ШЕЙН
ШЕЙН
Пронзительный крик вырывается из моей груди, а громкие, болезненные рыдания застревают в горле.
— Остановись, — умоляю я Леви, когда он притягивает меня ближе к своей теплой груди, держа так чертовски крепко. — Остановись. Пожалуйста. Просто отпусти меня. Это слишком больно. Я не выдержу.

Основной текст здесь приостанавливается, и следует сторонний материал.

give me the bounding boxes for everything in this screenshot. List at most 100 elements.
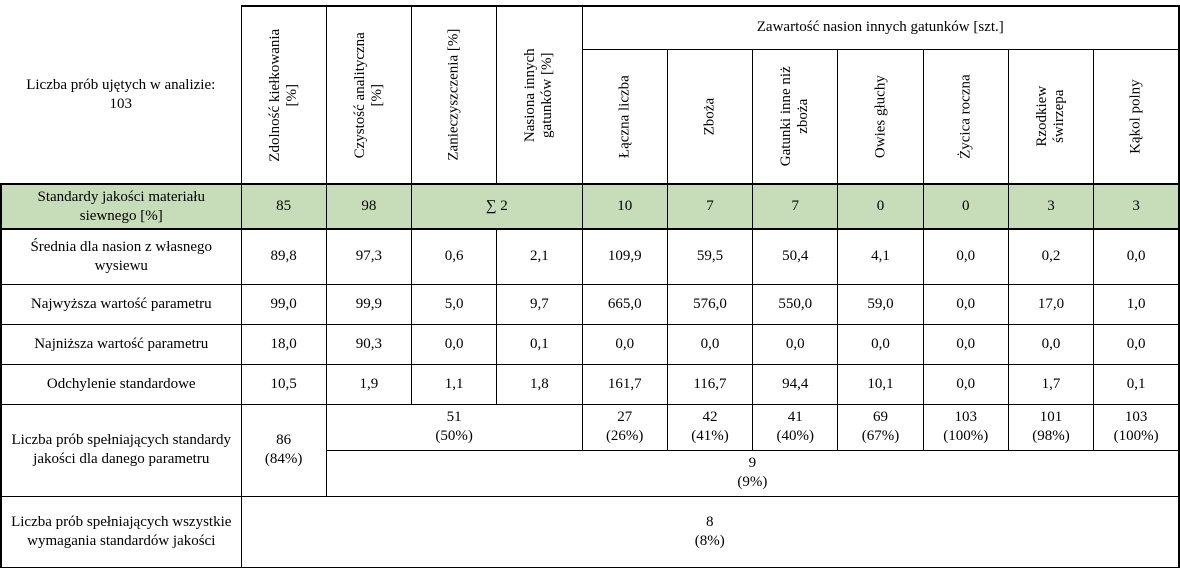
stddev-row: Odchylenie standardowe 10,5 1,9 1,1 1,8 … xyxy=(0,363,1180,405)
cell-value: 116,7 xyxy=(666,363,754,405)
cell-value: 59,0 xyxy=(837,283,924,325)
rotated-header-wrap: Owies głuchy xyxy=(838,52,922,181)
column-header-cereals: Zboża xyxy=(666,48,754,185)
cell-value: 10 xyxy=(581,183,668,230)
cell-value: 0,0 xyxy=(922,363,1009,405)
cell-value: 109,9 xyxy=(581,228,668,285)
cell-value-merged-other: 9 (9%) xyxy=(325,449,1180,497)
cell-value: 0 xyxy=(922,183,1009,230)
cell-value: 0,1 xyxy=(1093,363,1180,405)
cell-value-merged-purity-group: 51 (50%) xyxy=(325,403,583,451)
cell-value: 27 (26%) xyxy=(581,403,668,451)
column-header-corn-cockle: Kąkol polny xyxy=(1093,48,1180,185)
group-header-other-species-content: Zawartość nasion innych gatunków [szt.] xyxy=(581,5,1180,50)
per-parameter-compliance-merged-row: 9 (9%) xyxy=(1,449,1180,497)
column-header-label: Owies głuchy xyxy=(871,74,888,158)
cell-value: 59,5 xyxy=(666,228,754,285)
all-requirements-row: Liczba prób spełniających wszystkie wyma… xyxy=(0,495,1180,568)
cell-value: 0 xyxy=(837,183,924,230)
cell-value: 0,0 xyxy=(1007,323,1095,365)
cell-value: 7 xyxy=(752,183,839,230)
rotated-header-wrap: Rzodkiew świrzepa xyxy=(1009,52,1093,181)
row-label: Standardy jakości materiału siewnego [%] xyxy=(0,183,242,230)
standards-row: Standardy jakości materiału siewnego [%]… xyxy=(0,183,1180,230)
cell-value: 103 (100%) xyxy=(1093,403,1180,451)
rotated-header-wrap: Zboża xyxy=(668,52,752,181)
rotated-header-wrap: Życica roczna xyxy=(924,52,1008,181)
column-header-label: Zanieczyszczenia [%] xyxy=(445,29,462,161)
cell-value: 0,0 xyxy=(837,323,924,365)
column-header-non-cereal-species: Gatunki inne niż zboża xyxy=(752,48,839,185)
column-header-label: Nasiona innych gatunków [%] xyxy=(522,48,556,142)
min-row: Najniższa wartość parametru 18,0 90,3 0,… xyxy=(0,323,1180,365)
row-label: Odchylenie standardowe xyxy=(0,363,242,405)
cell-value: 4,1 xyxy=(837,228,924,285)
cell-value: 90,3 xyxy=(325,323,413,365)
column-header-wild-radish: Rzodkiew świrzepa xyxy=(1007,48,1095,185)
cell-value: 1,1 xyxy=(411,363,498,405)
rotated-header-wrap: Kąkol polny xyxy=(1094,52,1178,181)
cell-value: 103 (100%) xyxy=(922,403,1009,451)
cell-value: 1,0 xyxy=(1093,283,1180,325)
cell-value: 1,7 xyxy=(1007,363,1095,405)
seed-quality-statistics-table: Liczba prób ujętych w analizie: 103 Zdol… xyxy=(0,5,1180,568)
cell-value: 7 xyxy=(666,183,754,230)
cell-value: 98 xyxy=(325,183,413,230)
cell-value: 0,0 xyxy=(1093,323,1180,365)
cell-value: 665,0 xyxy=(581,283,668,325)
column-header-wild-oat: Owies głuchy xyxy=(837,48,924,185)
column-header-impurities: Zanieczyszczenia [%] xyxy=(411,5,498,185)
column-header-purity: Czystość analityczna [%] xyxy=(325,5,413,185)
rotated-header-wrap: Gatunki inne niż zboża xyxy=(753,52,837,181)
cell-value: 2,1 xyxy=(496,228,583,285)
row-label: Najniższa wartość parametru xyxy=(0,323,242,365)
column-header-label: Zboża xyxy=(701,97,718,135)
cell-value: 94,4 xyxy=(752,363,839,405)
cell-value: 161,7 xyxy=(581,363,668,405)
cell-value: 5,0 xyxy=(411,283,498,325)
column-header-label: Gatunki inne niż zboża xyxy=(777,66,812,167)
per-parameter-compliance-row: Liczba prób spełniających standardy jako… xyxy=(0,403,1180,497)
cell-value: 550,0 xyxy=(752,283,839,325)
column-header-label: Zdolność kiełkowania [%] xyxy=(266,28,300,162)
cell-value: 0,0 xyxy=(752,323,839,365)
row-label: Średnia dla nasion z własnego wysiewu xyxy=(0,228,242,285)
cell-value: 0,0 xyxy=(922,323,1009,365)
mean-row: Średnia dla nasion z własnego wysiewu 89… xyxy=(0,228,1180,285)
sample-count-cell: Liczba prób ujętych w analizie: 103 xyxy=(1,6,242,185)
rotated-header-wrap: Nasiona innych gatunków [%] xyxy=(497,9,581,181)
rotated-header-wrap: Zdolność kiełkowania [%] xyxy=(242,9,326,181)
cell-value-merged-sum: ∑ 2 xyxy=(411,183,583,230)
column-header-annual-ryegrass: Życica roczna xyxy=(922,48,1009,185)
cell-value: 0,0 xyxy=(922,283,1009,325)
rotated-header-wrap: Czystość analityczna [%] xyxy=(327,9,411,181)
cell-value: 3 xyxy=(1007,183,1095,230)
row-label: Liczba prób spełniających wszystkie wyma… xyxy=(0,495,242,568)
cell-value: 0,0 xyxy=(666,323,754,365)
cell-value: 99,9 xyxy=(325,283,413,325)
cell-value: 3 xyxy=(1093,183,1180,230)
cell-value: 42 (41%) xyxy=(666,403,754,451)
max-row: Najwyższa wartość parametru 99,0 99,9 5,… xyxy=(0,283,1180,325)
row-label: Najwyższa wartość parametru xyxy=(0,283,242,325)
cell-value: 9,7 xyxy=(496,283,583,325)
row-label: Liczba prób spełniających standardy jako… xyxy=(0,403,242,497)
cell-value: 97,3 xyxy=(325,228,413,285)
cell-value: 0,0 xyxy=(411,323,498,365)
column-header-label: Czystość analityczna [%] xyxy=(351,31,385,159)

Я вскрикиваю от боли, агония слишком сильна, чтобы я могла с ней справиться, голова идет кругом. Мое тело слабеет, и у меня едва хватает сил отбиваться от него.
— Это будет больно, — говорит мне Леви, когда Роман и Маркус уходят в темный лес. — Мы должны вытащить тебя отсюда. В багажнике "Эскалада” есть набор для наложения швов и антисептик, но мне придется перенести тебя.
Я качаю головой, мои глаза расширяются, меня пугает сама мысль о том, что меня прямо сейчас могут переместить, но он не дает мне шанса возразить, его сильные руки сжимаются вокруг меня, и он бросается бежать к “Эскаладу”.
Кровь волнами отливает от меня, покрывая его теплую кожу и заставляя его сильнее прижиматься ко мне. Я плачу и стону от резких движений, но он игнорирует каждое из них, его единственная задача - доставить меня в безопасное место в машине.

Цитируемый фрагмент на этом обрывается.